Hentikan Kompresor dan Panggil Teknisi yang Berkualifikasi Ketika
- Terdapat percikan api, asap, bau terbakar, terminal yang berubah warna, suara pelepasan listrik atau kondensasi di dalam kabinet.
- Tegangan atau arus fase sangat tidak seimbang, pemutus sirkuit terus memutus, atau rotasi motor salah.
- Tegangan masuk dikonfirmasi normal tetapi penggerak frekuensi variabel terus melaporkan tegangan DC-bus berlebih, tegangan rendah, atau kerusakan modul daya.
Pencegahan
- Gunakan pemutus sirkuit yang sesuai, proteksi hilangnya fase/urutan fase, dan proteksi lonjakan, dengan pentanahan protektif yang andal.
- Lakukan pemeriksaan termografi berkala pada terminal daya, kontaktor, dan sambungan kabel.
- Sediakan kapasitas pengasutan dan dinamis yang cukup pada pasokan generator; untuk unit VSD juga ikuti persyaratan harmonik dan pentanahan.

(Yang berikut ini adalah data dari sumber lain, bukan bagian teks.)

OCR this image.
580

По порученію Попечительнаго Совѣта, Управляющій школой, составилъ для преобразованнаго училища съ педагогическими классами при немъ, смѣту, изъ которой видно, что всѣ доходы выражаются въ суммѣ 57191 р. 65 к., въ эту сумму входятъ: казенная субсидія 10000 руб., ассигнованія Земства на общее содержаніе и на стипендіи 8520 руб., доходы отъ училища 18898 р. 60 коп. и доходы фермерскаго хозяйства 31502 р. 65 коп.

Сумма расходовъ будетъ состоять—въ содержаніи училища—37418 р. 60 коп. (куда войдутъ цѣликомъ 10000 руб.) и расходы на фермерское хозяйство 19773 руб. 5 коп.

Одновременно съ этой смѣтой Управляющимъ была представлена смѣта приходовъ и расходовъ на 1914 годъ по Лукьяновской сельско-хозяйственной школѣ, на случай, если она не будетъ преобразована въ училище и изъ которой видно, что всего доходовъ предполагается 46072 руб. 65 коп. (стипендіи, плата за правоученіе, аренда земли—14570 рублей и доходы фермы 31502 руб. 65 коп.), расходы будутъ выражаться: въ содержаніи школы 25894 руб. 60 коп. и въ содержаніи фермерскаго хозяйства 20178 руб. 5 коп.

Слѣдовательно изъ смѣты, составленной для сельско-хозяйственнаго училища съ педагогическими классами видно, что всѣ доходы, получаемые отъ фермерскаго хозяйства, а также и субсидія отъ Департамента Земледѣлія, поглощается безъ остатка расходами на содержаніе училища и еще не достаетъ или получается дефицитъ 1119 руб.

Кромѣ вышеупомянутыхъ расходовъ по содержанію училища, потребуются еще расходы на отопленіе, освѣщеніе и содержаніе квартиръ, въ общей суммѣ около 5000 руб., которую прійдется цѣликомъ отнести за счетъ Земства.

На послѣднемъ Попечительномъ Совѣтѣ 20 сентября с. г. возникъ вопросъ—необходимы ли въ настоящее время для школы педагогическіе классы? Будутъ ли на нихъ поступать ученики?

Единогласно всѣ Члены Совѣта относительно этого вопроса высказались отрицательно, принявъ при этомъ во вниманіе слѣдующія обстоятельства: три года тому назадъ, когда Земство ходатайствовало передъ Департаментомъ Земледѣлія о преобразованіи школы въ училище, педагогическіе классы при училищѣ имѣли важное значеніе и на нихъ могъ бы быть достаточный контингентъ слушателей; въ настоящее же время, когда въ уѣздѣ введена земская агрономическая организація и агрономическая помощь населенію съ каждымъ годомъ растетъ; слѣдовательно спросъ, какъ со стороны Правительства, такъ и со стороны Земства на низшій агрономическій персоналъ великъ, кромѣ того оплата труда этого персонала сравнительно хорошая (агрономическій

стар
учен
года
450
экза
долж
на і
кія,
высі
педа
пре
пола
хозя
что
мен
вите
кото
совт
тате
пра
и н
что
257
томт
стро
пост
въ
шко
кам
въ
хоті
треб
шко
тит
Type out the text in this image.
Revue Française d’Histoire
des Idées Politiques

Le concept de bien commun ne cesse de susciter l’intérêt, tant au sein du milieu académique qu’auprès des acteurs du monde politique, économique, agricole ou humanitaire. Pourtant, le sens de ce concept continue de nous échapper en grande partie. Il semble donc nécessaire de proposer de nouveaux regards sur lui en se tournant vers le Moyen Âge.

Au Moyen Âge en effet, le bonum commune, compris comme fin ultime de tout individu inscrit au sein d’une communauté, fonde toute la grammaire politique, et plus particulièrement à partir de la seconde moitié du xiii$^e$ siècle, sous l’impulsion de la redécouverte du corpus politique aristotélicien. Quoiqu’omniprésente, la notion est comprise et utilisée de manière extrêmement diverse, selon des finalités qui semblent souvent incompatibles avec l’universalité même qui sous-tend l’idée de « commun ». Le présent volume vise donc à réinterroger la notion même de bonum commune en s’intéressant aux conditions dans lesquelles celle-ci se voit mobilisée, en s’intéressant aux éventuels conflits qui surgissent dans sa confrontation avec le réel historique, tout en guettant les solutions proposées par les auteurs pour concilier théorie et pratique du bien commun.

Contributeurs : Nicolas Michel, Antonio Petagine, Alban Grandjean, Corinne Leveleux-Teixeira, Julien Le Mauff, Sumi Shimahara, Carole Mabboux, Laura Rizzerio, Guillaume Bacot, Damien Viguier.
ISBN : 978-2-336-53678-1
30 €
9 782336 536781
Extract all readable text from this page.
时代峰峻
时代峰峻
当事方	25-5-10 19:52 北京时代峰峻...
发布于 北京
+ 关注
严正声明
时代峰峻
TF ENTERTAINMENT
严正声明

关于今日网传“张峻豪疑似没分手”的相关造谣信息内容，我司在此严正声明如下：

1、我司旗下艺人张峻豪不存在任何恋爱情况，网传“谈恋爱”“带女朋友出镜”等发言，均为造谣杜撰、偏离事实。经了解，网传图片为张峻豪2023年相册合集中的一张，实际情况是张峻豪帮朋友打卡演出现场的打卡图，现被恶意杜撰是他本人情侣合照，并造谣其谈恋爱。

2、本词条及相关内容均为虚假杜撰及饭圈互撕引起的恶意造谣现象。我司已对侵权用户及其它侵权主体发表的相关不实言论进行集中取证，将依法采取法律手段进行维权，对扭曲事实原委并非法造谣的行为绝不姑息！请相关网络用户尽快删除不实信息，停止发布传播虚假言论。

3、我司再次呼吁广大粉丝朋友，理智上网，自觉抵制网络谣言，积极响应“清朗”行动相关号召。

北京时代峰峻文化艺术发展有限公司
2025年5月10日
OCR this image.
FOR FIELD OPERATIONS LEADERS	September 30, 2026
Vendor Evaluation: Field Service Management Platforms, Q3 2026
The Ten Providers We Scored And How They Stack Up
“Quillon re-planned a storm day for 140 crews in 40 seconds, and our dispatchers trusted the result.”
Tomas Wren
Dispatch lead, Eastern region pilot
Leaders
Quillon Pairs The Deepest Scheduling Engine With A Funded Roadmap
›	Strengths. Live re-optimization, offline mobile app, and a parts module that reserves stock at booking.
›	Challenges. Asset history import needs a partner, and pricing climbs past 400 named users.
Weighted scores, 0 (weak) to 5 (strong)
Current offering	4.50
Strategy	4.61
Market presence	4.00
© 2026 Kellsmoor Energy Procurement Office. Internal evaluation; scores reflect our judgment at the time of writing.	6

- Simpan bacaan tegangan dan arus nol-beban dan beban-penuh sebagai acuan perbandingan.
Catatan Penting
Jangan menerapkan persentase universal sebagai pengganti rentang tegangan yang diizinkan dalam manual mesin. Ketentuan proteksi motor, pengendali, dan penggerak frekuensi variabel dapat berbeda, dan batas proteksi dari pabrikan harus tetap berlaku.